Хуана безумно ревновала своего мужа, и ходили слухи об ужасных приступах ярости, когда она подозревала его в неверности. Единственным желанием Филиппа было избавиться от жены и сбежать от скучного и ханжеского двора Испании, что он и сделал, оставив одинокую Хуану жертвой терзавших ее мыслей, которые в конце концов повредили ее разум. Последние двенадцать месяцев жизни Изабеллы прошли рядом с истеричной дочерью, впадавшей то в депрессию, то в ярость, о которой Петр Мартир говорит: «как у львицы Карфагенской». Единственной мыслью Хуаны было вернуться к Филиппу и навязать ему свою любовь. Однажды ночью она попыталась убежать из замка в ночной сорочке и, отказавшись возвращаться в свои покои, простояла полуголая, вцепившись в ограду, весь день и всю следующую ночь на пронизывающем ноябрьском ветру. Перед толпой придворных, солдат и слуг бедная больная королева выслушивала жестокую брань своей дочери, вцепившейся в железные прутья. Именно с этого момента Хуана стала известна как Juana la Loca, Хуана Безумная.

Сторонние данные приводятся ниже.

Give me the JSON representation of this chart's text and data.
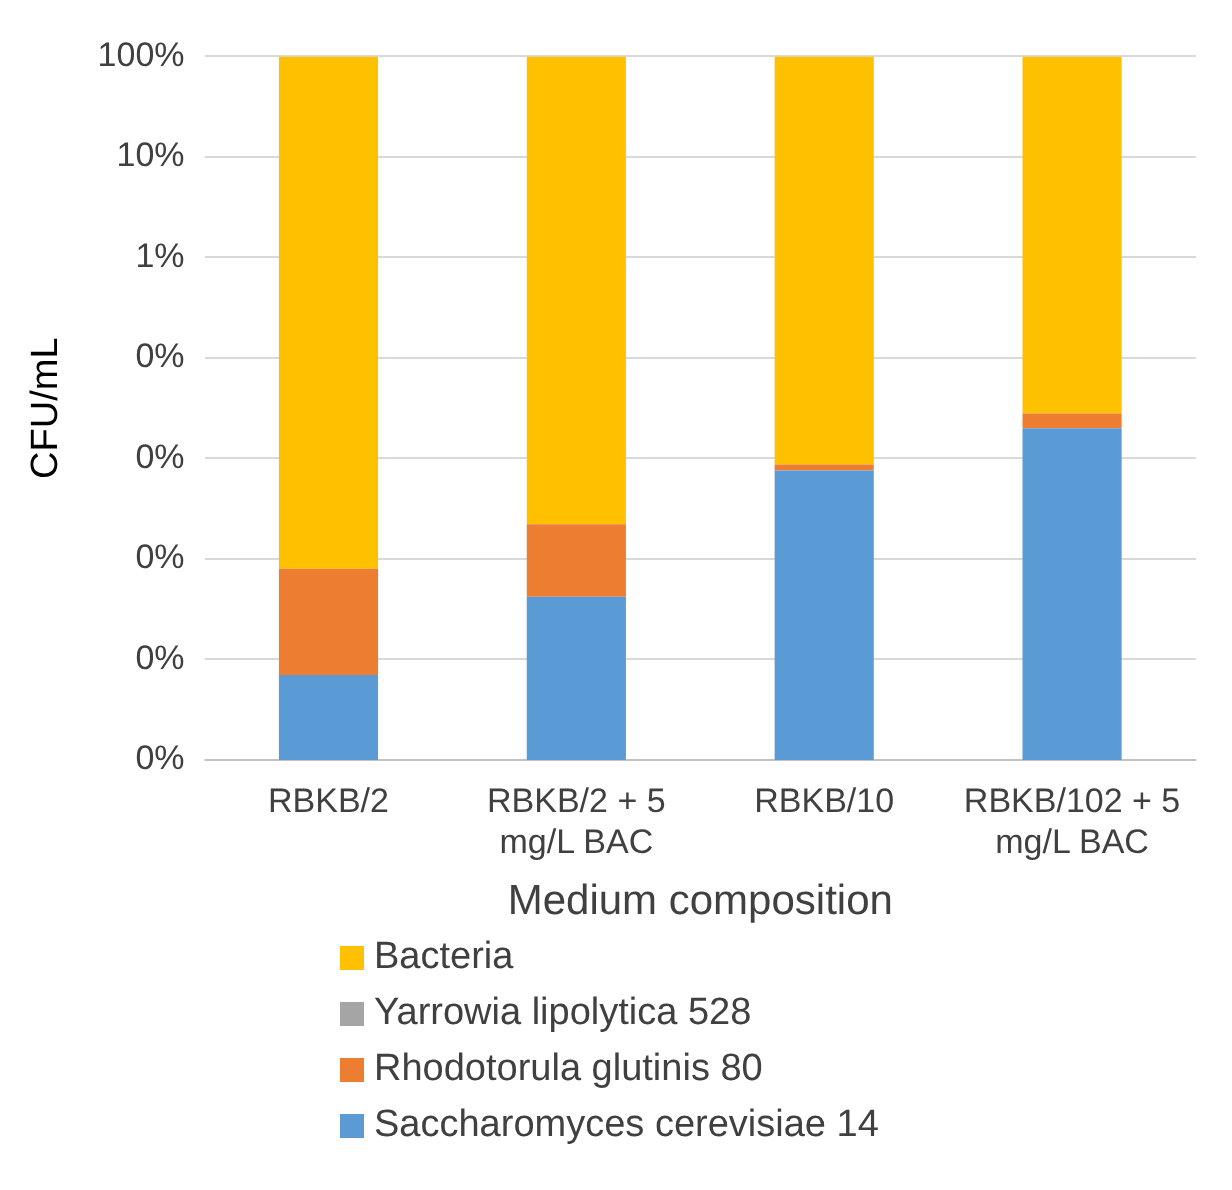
{
  "chart_data": {
    "type": "bar",
    "stacked": true,
    "log": "y",
    "xlabel": "Medium composition",
    "ylabel": "CFU/mL",
    "categories": [
      "RBKB/2",
      "RBKB/2 + 5 mg/L BAC",
      "RBKB/10",
      "RBKB/102 + 5 mg/L BAC"
    ],
    "series": [
      {
        "name": "Saccharomyces cerevisiae 14",
        "color": "#5b9bd5",
        "values": [
          7e-07,
          4.2e-06,
          7.6e-05,
          0.0002
        ]
      },
      {
        "name": "Rhodotorula glutinis 80",
        "color": "#ed7d31",
        "values": [
          7.3e-06,
          1.8e-05,
          1.1e-05,
          8e-05
        ]
      },
      {
        "name": "Yarrowia lipolytica 528",
        "color": "#a5a5a5",
        "values": [
          null,
          null,
          null,
          null
        ]
      },
      {
        "name": "Bacteria",
        "color": "#ffc000",
        "values": [
          0.99999,
          0.99997,
          0.99991,
          0.9997
        ]
      }
    ],
    "ylim": [
      1e-07,
      1
    ],
    "yticks": [
      {
        "value": 1e-07,
        "label": "0%"
      },
      {
        "value": 1e-06,
        "label": "0%"
      },
      {
        "value": 1e-05,
        "label": "0%"
      },
      {
        "value": 0.0001,
        "label": "0%"
      },
      {
        "value": 0.001,
        "label": "0%"
      },
      {
        "value": 0.01,
        "label": "1%"
      },
      {
        "value": 0.1,
        "label": "10%"
      },
      {
        "value": 1,
        "label": "100%"
      }
    ],
    "grid": "y",
    "legend": "bottom"
  }
}
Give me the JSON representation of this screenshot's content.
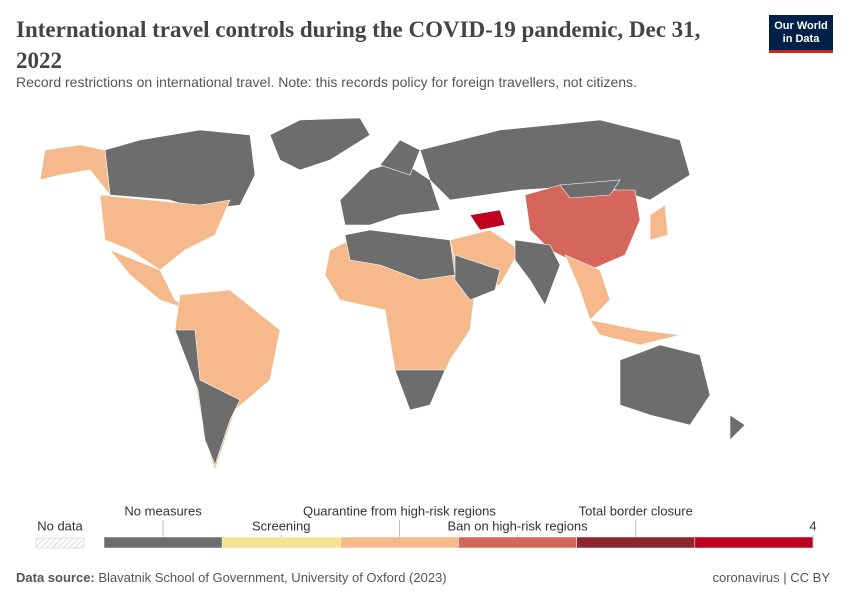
{
  "header": {
    "title": "International travel controls during the COVID-19 pandemic, Dec 31, 2022",
    "subtitle": "Record restrictions on international travel. Note: this records policy for foreign travellers, not citizens.",
    "logo": [
      "Our World",
      "in Data"
    ]
  },
  "legend": {
    "no_data": "No data",
    "bins": [
      {
        "label": "No measures",
        "color": "#6d6d6d"
      },
      {
        "label": "Screening",
        "color": "#f6e38d"
      },
      {
        "label": "Quarantine from high-risk regions",
        "color": "#f5b98b"
      },
      {
        "label": "Ban on high-risk regions",
        "color": "#d5665c"
      },
      {
        "label": "Total border closure",
        "color": "#8e2631"
      },
      {
        "label": null,
        "color": "#be0021"
      }
    ],
    "end_tick": 4
  },
  "footer": {
    "source_label": "Data source:",
    "source": "Blavatnik School of Government, University of Oxford (2023)",
    "right": "coronavirus | CC BY"
  }
}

Наконец в марте 1504 года, когда Испания и Франция заключили перемирие и для Хуаны стало возможным совершить морское путешествие, ей позволили уехать во Фландрию. Слухи о ее безумствах скоро дошли до Испании и покрыли Фердинанда и Изабеллу позором. Подозревая, что Филипп изменяет ей с красивой девушкой с длинными светлыми волосами, Хуана напала на нее и обрезала волосы — как говорят, публично. Изабелла ослабела от этих непрестанных бед и умерла в ноябре того же года, беспокоясь о «несчастных индейцах в Америке» и своей безумной дочери во Фландрии. В дополнении к завещанию она указала, что если Хуана окажется непригодной к управлению страной, Фердинанд должен сделаться регентом.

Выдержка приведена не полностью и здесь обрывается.